第30話 宇宙開拓史

「アキラくんは地球と月──地球連邦とルナリア帝国の戦争の、大元となった出来事はなんだと思う? 深く考えず思ったことを言ってくれればいい」



 オオクニ艦長はまず、そう問うてきた。


 アキラは言われたとおり率直に答えた。



「月で……この世に、ジーンリッチが生まれたことです。のちに月の皇帝になるタケウチ・ツヅキ……僕の伯父さんが、月社会で生まれてくる子供たちに遺伝子操作を施したことが」


「ジーンリッチなんて生まれなければよかった?」


「いえ!」



 そこは強く否定する。



「ボクはツヅキ伯父さんの娘、カグヤ皇女が好きです。彼女の心が好きです。その人格はジーンリッチとして生きてきたものだから。もし彼女が遺伝子操作を受けずアートレスとして生まれていたら全く違う人になっていたでしょうから。それは望みません」


「そうか」



 艦長は目を伏せて、微笑んだ。


 アキラは苦い気持ちで続けた。



「ただ、人為的に才能を付与されたジーンリッチが生まれたから、自然に生まれたボクらアートレスとのあいだに軋轢が生まれて、戦争になったのは事実かと……違いますか?」


「こうゆうことに絶対の正解はないよ。でも僕の個人的見解としては間違ってないと思う。世間の多くの人もそう思ってる。ただ、それは一面だ。物事には別の面もある」


「別の?」



 初めてふれる考えだった。


 アキラは興味を引かれた。



「この世界で誰も人間への遺伝子操作を行わず、ジーンリッチが誕生していなかったとしても。宇宙に進出した人類が地球と月に別れて対立するのは免れなかったと思う」


「え⁉」


「それを説明するため、人類の本格的な宇宙進出が始まってから今までに起こったことを、話そう」


「……はい!」



 ゴクッ──アキラは唾を呑んだ。


 そして……長い話が、始まった。







〔スペースコロニー〕



 無重力の宇宙空間に漂い、自転して、その遠心力によって1Gの地球重力を再現し、空気が漏れないよう密閉された内部空間で人が地球上と同様に生活できる、人工居住地。

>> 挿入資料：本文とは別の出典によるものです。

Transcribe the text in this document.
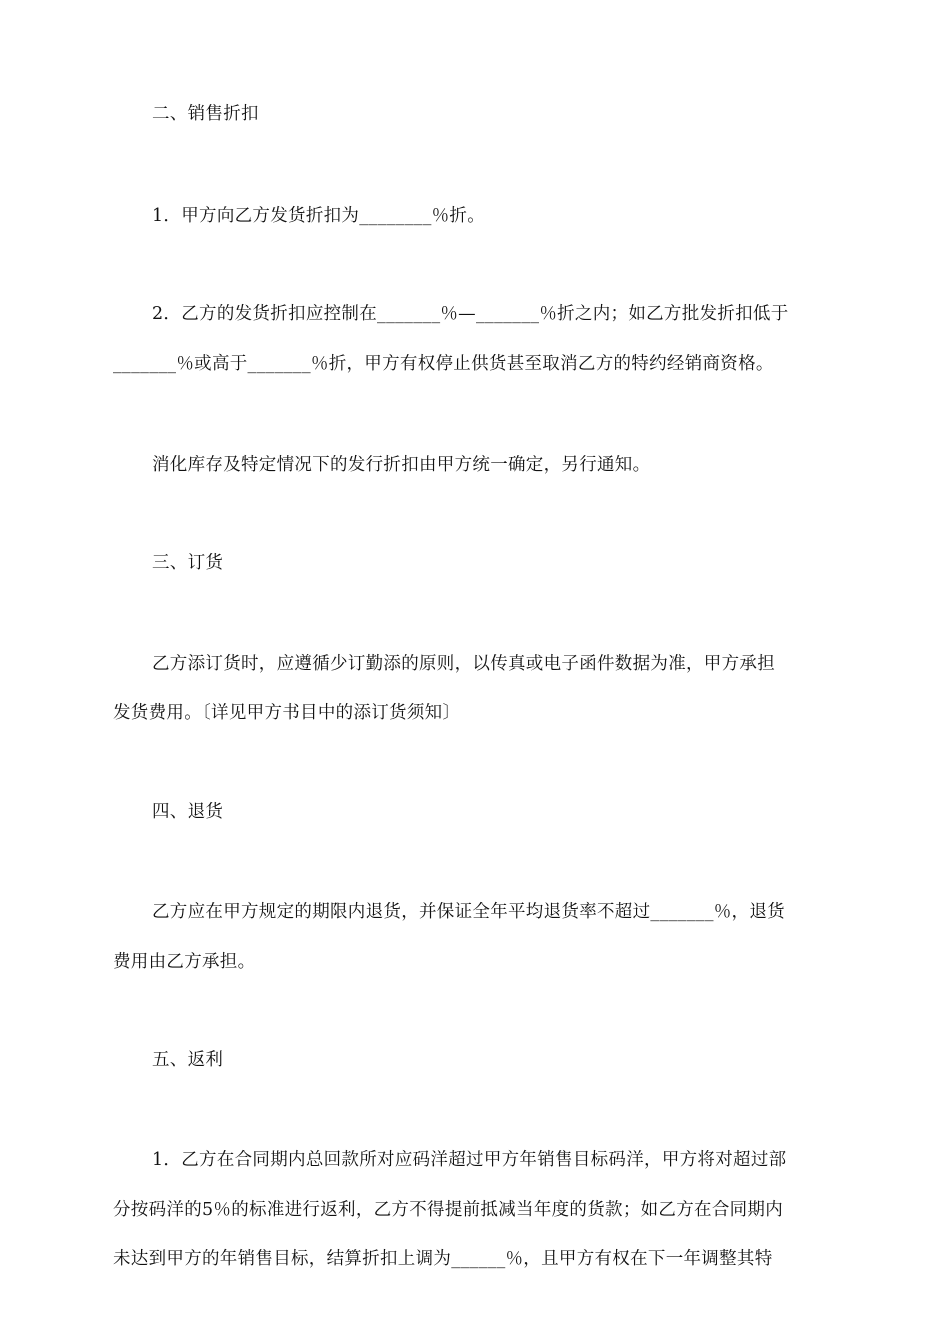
二、销售折扣
1．甲方向乙方发货折扣为________％折。
2．乙方的发货折扣应控制在_______％—_______％折之内；如乙方批发折扣低于
_______％或高于_______％折，甲方有权停止供货甚至取消乙方的特约经销商资格。
消化库存及特定情况下的发行折扣由甲方统一确定，另行通知。
三、订货
乙方添订货时，应遵循少订勤添的原则，以传真或电子函件数据为准，甲方承担
发货费用。〔详见甲方书目中的添订货须知〕
四、退货
乙方应在甲方规定的期限内退货，并保证全年平均退货率不超过_______％，退货
费用由乙方承担。
五、返利
1．乙方在合同期内总回款所对应码洋超过甲方年销售目标码洋，甲方将对超过部
分按码洋的5％的标准进行返利，乙方不得提前抵减当年度的货款；如乙方在合同期内
未达到甲方的年销售目标，结算折扣上调为______％，且甲方有权在下一年调整其特
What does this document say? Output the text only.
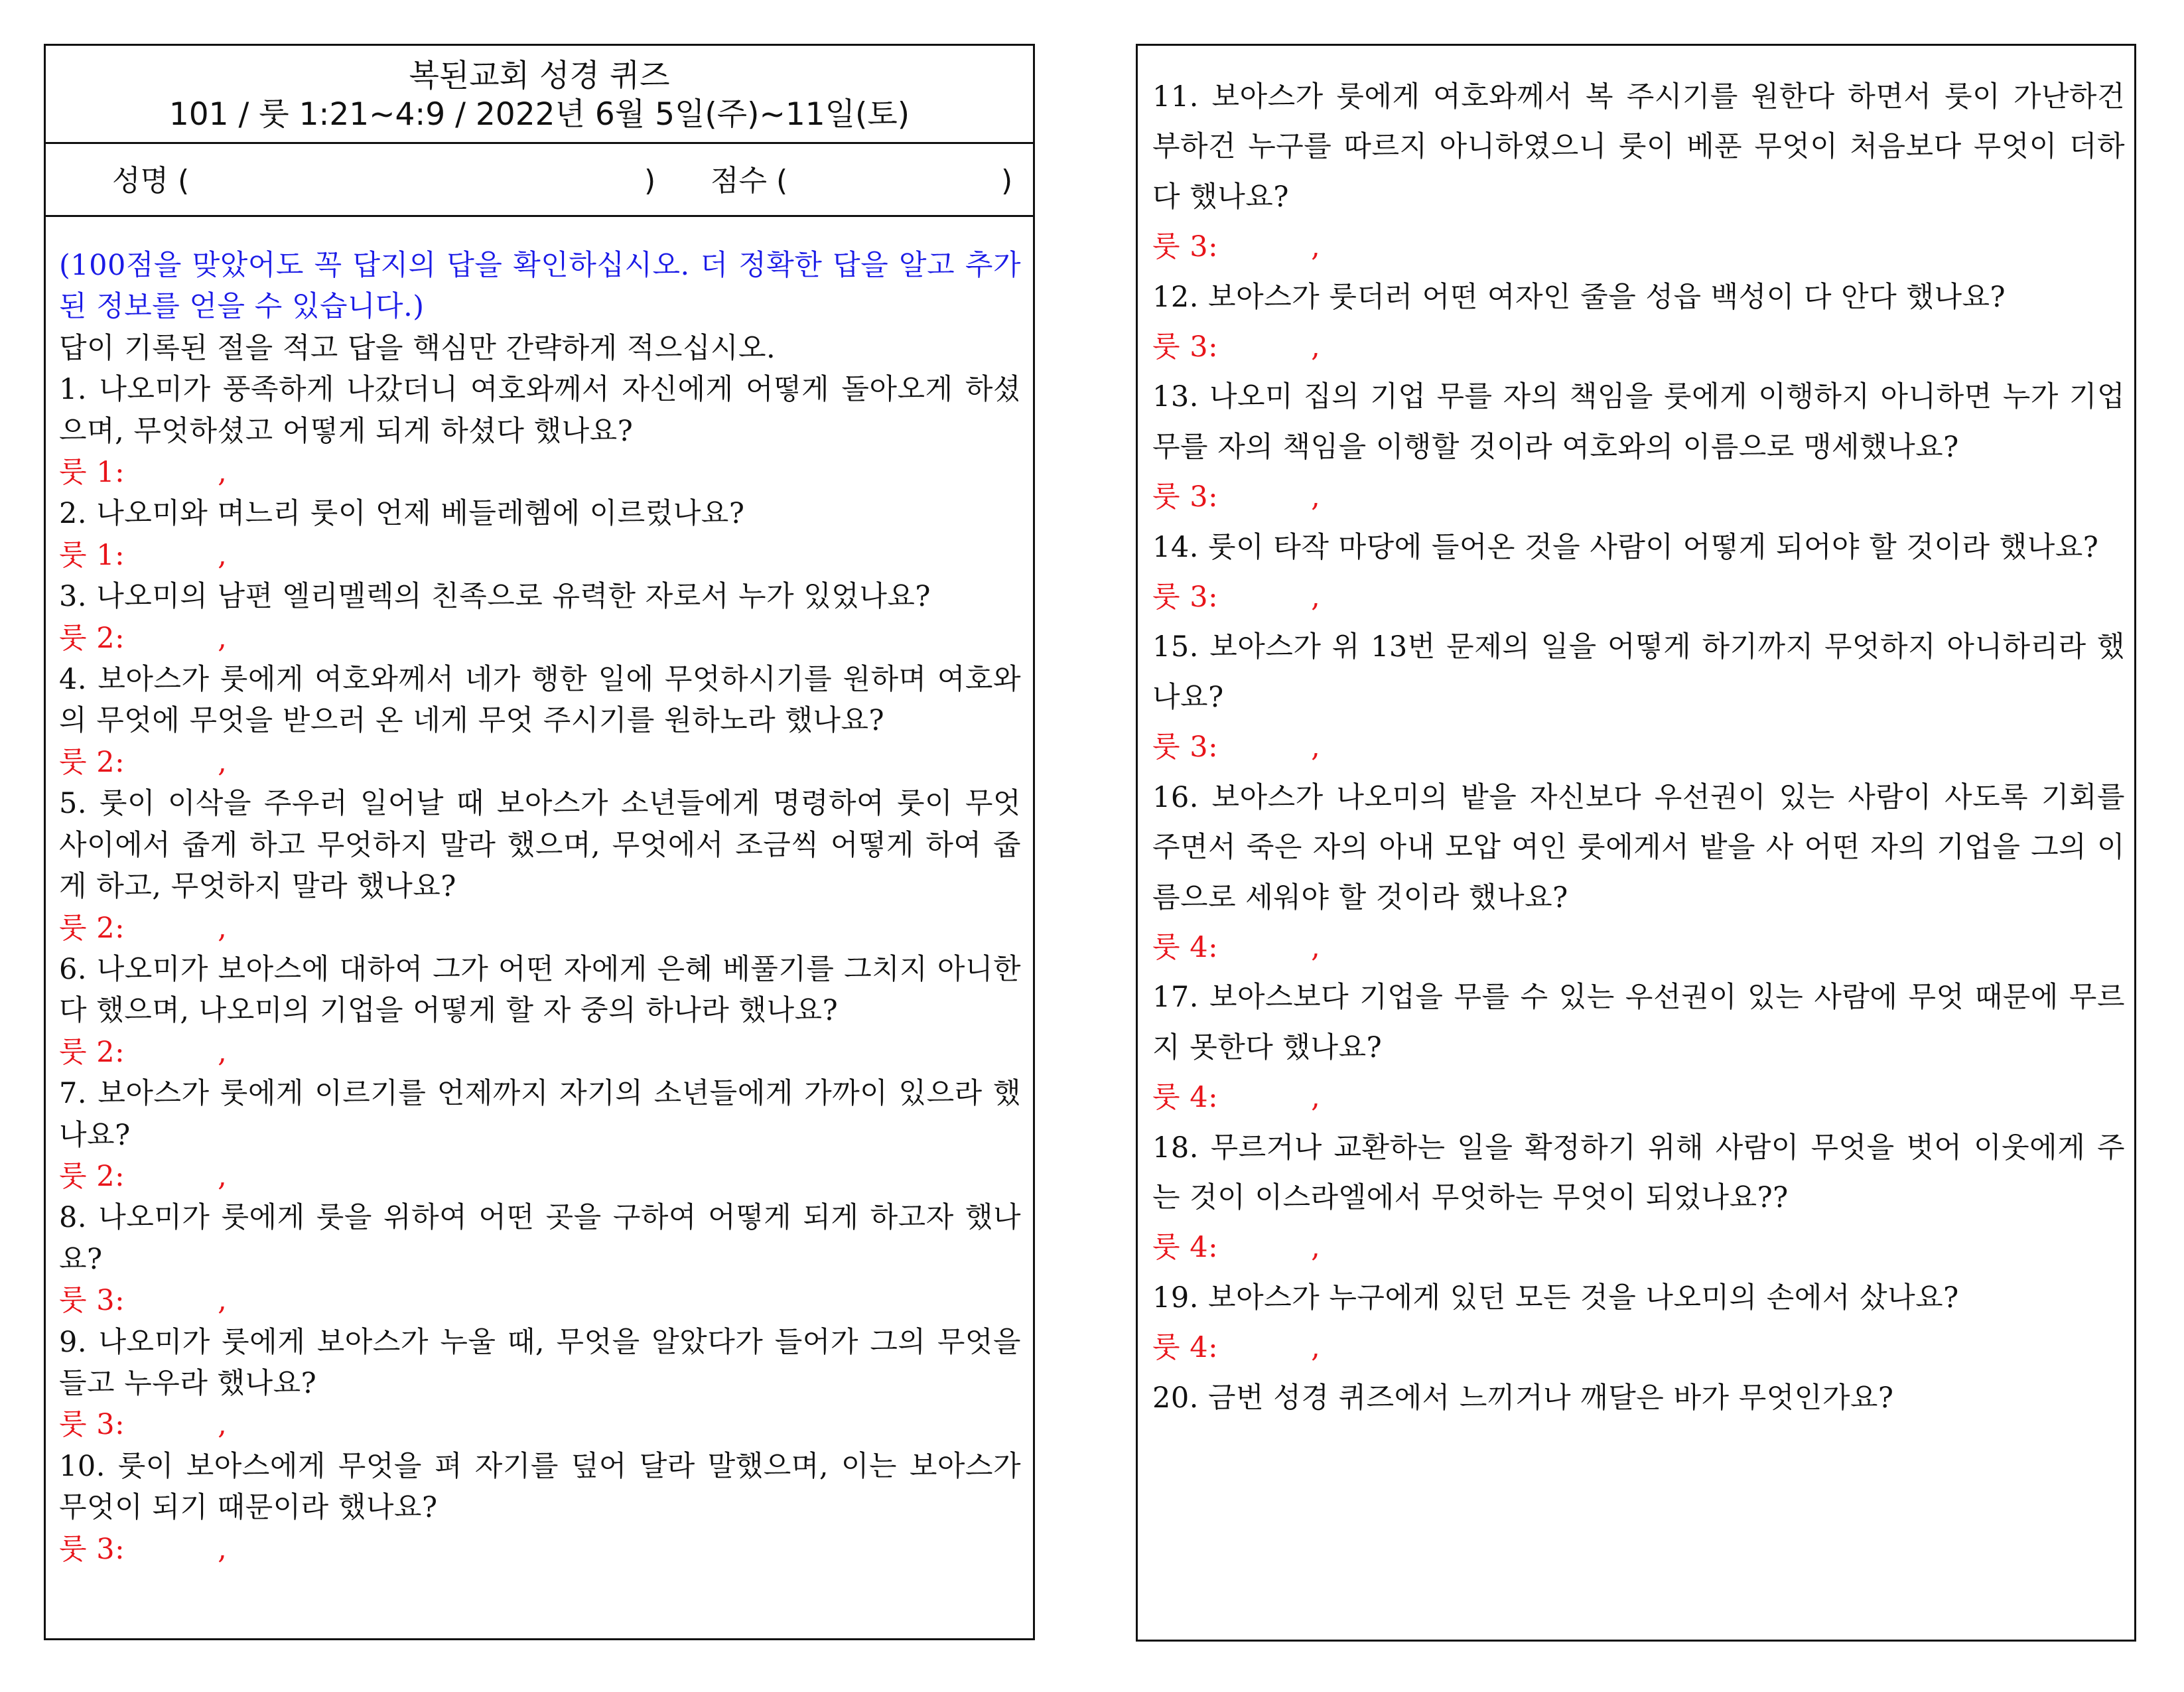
복된교회 성경 퀴즈
101 / 룻 1:21~4:9 / 2022년 6월 5일(주)~11일(토)
성명 (	) 점수 (	)

(100점을 맞았어도 꼭 답지의 답을 확인하십시오. 더 정확한 답을 알고 추가된 정보를 얻을 수 있습니다.)

답이 기록된 절을 적고 답을 핵심만 간략하게 적으십시오.

1. 나오미가 풍족하게 나갔더니 여호와께서 자신에게 어떻게 돌아오게 하셨으며, 무엇하셨고 어떻게 되게 하셨다 했나요?

룻 1:	,

2. 나오미와 며느리 룻이 언제 베들레헴에 이르렀나요?

룻 1:	,

3. 나오미의 남편 엘리멜렉의 친족으로 유력한 자로서 누가 있었나요?

룻 2:	,

4. 보아스가 룻에게 여호와께서 네가 행한 일에 무엇하시기를 원하며 여호와의 무엇에 무엇을 받으러 온 네게 무엇 주시기를 원하노라 했나요?

룻 2:	,

5. 룻이 이삭을 주우러 일어날 때 보아스가 소년들에게 명령하여 룻이 무엇 사이에서 줍게 하고 무엇하지 말라 했으며, 무엇에서 조금씩 어떻게 하여 줍게 하고, 무엇하지 말라 했나요?

룻 2:	,

6. 나오미가 보아스에 대하여 그가 어떤 자에게 은혜 베풀기를 그치지 아니한다 했으며, 나오미의 기업을 어떻게 할 자 중의 하나라 했나요?

룻 2:	,

7. 보아스가 룻에게 이르기를 언제까지 자기의 소년들에게 가까이 있으라 했나요?

룻 2:	,

8. 나오미가 룻에게 룻을 위하여 어떤 곳을 구하여 어떻게 되게 하고자 했나요?

룻 3:	,

9. 나오미가 룻에게 보아스가 누울 때, 무엇을 알았다가 들어가 그의 무엇을 들고 누우라 했나요?

룻 3:	,

10. 룻이 보아스에게 무엇을 펴 자기를 덮어 달라 말했으며, 이는 보아스가 무엇이 되기 때문이라 했나요?

룻 3:	,

11. 보아스가 룻에게 여호와께서 복 주시기를 원한다 하면서 룻이 가난하건 부하건 누구를 따르지 아니하였으니 룻이 베푼 무엇이 처음보다 무엇이 더하다 했나요?

룻 3:	,

12. 보아스가 룻더러 어떤 여자인 줄을 성읍 백성이 다 안다 했나요?

룻 3:	,

13. 나오미 집의 기업 무를 자의 책임을 룻에게 이행하지 아니하면 누가 기업 무를 자의 책임을 이행할 것이라 여호와의 이름으로 맹세했나요?

룻 3:	,

14. 룻이 타작 마당에 들어온 것을 사람이 어떻게 되어야 할 것이라 했나요?

룻 3:	,

15. 보아스가 위 13번 문제의 일을 어떻게 하기까지 무엇하지 아니하리라 했나요?

룻 3:	,

16. 보아스가 나오미의 밭을 자신보다 우선권이 있는 사람이 사도록 기회를 주면서 죽은 자의 아내 모압 여인 룻에게서 밭을 사 어떤 자의 기업을 그의 이름으로 세워야 할 것이라 했나요?

룻 4:	,

17. 보아스보다 기업을 무를 수 있는 우선권이 있는 사람에 무엇 때문에 무르지 못한다 했나요?

룻 4:	,

18. 무르거나 교환하는 일을 확정하기 위해 사람이 무엇을 벗어 이웃에게 주는 것이 이스라엘에서 무엇하는 무엇이 되었나요??

룻 4:	,

19. 보아스가 누구에게 있던 모든 것을 나오미의 손에서 샀나요?

룻 4:	,

20. 금번 성경 퀴즈에서 느끼거나 깨달은 바가 무엇인가요?
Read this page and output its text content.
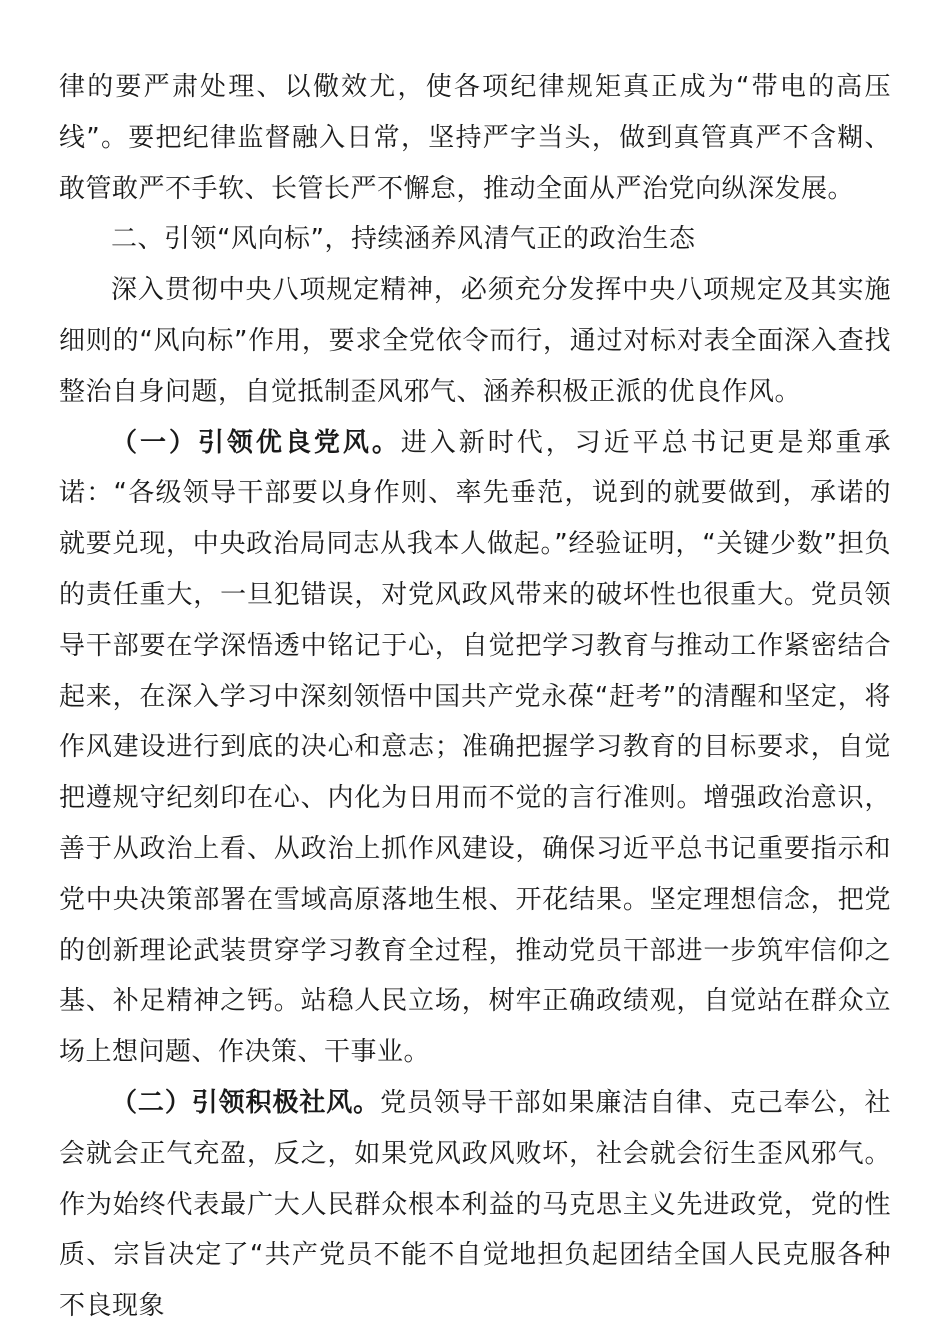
律的要严肃处理、以儆效尤，使各项纪律规矩真正成为“带电的高压线”。要把纪律监督融入日常，坚持严字当头，做到真管真严不含糊、敢管敢严不手软、长管长严不懈怠，推动全面从严治党向纵深发展。

二、引领“风向标”，持续涵养风清气正的政治生态

深入贯彻中央八项规定精神，必须充分发挥中央八项规定及其实施细则的“风向标”作用，要求全党依令而行，通过对标对表全面深入查找整治自身问题，自觉抵制歪风邪气、涵养积极正派的优良作风。

（一）引领优良党风。进入新时代，习近平总书记更是郑重承诺：“各级领导干部要以身作则、率先垂范，说到的就要做到，承诺的就要兑现，中央政治局同志从我本人做起。”经验证明，“关键少数”担负的责任重大，一旦犯错误，对党风政风带来的破坏性也很重大。党员领导干部要在学深悟透中铭记于心，自觉把学习教育与推动工作紧密结合起来，在深入学习中深刻领悟中国共产党永葆“赶考”的清醒和坚定，将作风建设进行到底的决心和意志；准确把握学习教育的目标要求，自觉把遵规守纪刻印在心、内化为日用而不觉的言行准则。增强政治意识，善于从政治上看、从政治上抓作风建设，确保习近平总书记重要指示和党中央决策部署在雪域高原落地生根、开花结果。坚定理想信念，把党的创新理论武装贯穿学习教育全过程，推动党员干部进一步筑牢信仰之基、补足精神之钙。站稳人民立场，树牢正确政绩观，自觉站在群众立场上想问题、作决策、干事业。

（二）引领积极社风。党员领导干部如果廉洁自律、克己奉公，社会就会正气充盈，反之，如果党风政风败坏，社会就会衍生歪风邪气。作为始终代表最广大人民群众根本利益的马克思主义先进政党，党的性质、宗旨决定了“共产党员不能不自觉地担负起团结全国人民克服各种不良现象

 その人類史上における第1号~第3号は、地球の赤道上・高度3万6千㎞の環状宙域〔静止軌道〕に造られた。



てんかつきゅう

そうぎょきゅう

きょかいきゅう



 その名は静止軌道にさらに9基のコロニーを新造し、合計12基のコロニーに黄道十二宮の名をつけると決まってから改められたもので当時は違ったが、ここでは現在の名で通す。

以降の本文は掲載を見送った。